The covalent adducts formed by BP and nucleic acid bases block the enzymatic synthesis of DNA. The high-fidelity DNA polymerases used to replicate genomic DNA generally cannot bypass bulky adducts like those formed by BP epoxides. However, the more error-prone Y-family DNA polymerases can bypass such lesions.

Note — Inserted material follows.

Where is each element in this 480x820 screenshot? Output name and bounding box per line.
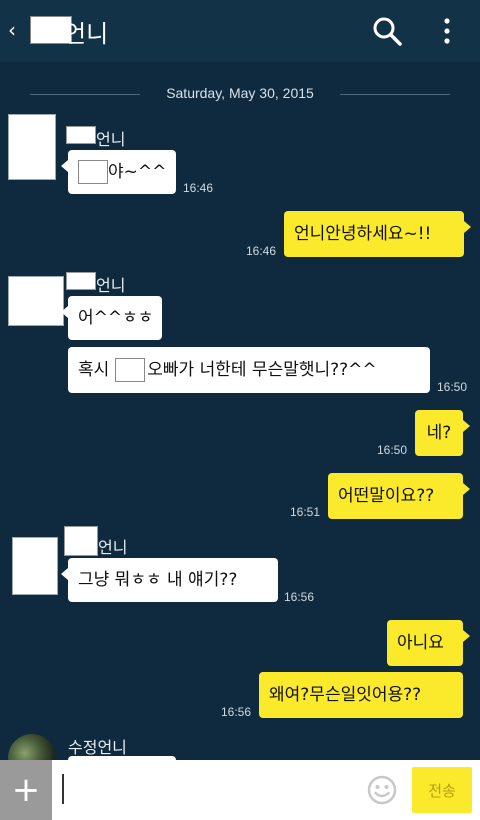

X-ray crystallography in the early twenty-first century revealed the structure of a BP-DNA adduct together with an active DNA polymerase and dATP. Three different structures were seen, presumably representing intermediates in trans-lesion DNA synthesis. In the first (Fig. 10A,D), the BP ring is stacked between two adjacent bases within the DNA double helix, thereby blocking DNA synthesis. In the second (Fig. 10B,E), the BP-dG adduct has flipped out of the DNA helix into a hydrophobic pocket within the polymerase. This permits the polymerase to add the next nucleotide to the primer strand using the base (T) adjacent to the BP-dG on the template strand to determine the next nucleotide added to the primer strand. The result is insertion of an A instead of a C. When the new strand itself is eventually replicated, this will result in the G=>T transversion typical of BP-induced mutagenesis. The ability of the Y-family polymerase to accommodate a flipped-out hydrophobic adduct appears to permit DNA synthesis to proceed beyond the BP-dG adduct. The third structure explains the –1 frameshift mutations also caused in vivo by BP (Fig. 10C,F). These crystallographic studies finally revealed in precise molecular detail how the chimney sweeps’ cancers described by Percival Pott in 1775 were caused by the soot in which they toiled.

Figure 10.

The hydrophobic BP-DNA adduct prefers to intercalate between the hydrophobic bases of the DNA double helix (A,D). However, a hydrophobic pocket peculiar to the Y-family DNA polymerases flips the BP-DNA adduct out of the double helix (B,C,E,F), thereby permitting bypass synthesis. (Reprinted, with permission, from Bauer J, et al. 2007. Proc Natl Acad Sci 104: 14905–14910, © National Academy of Sciences, USA.)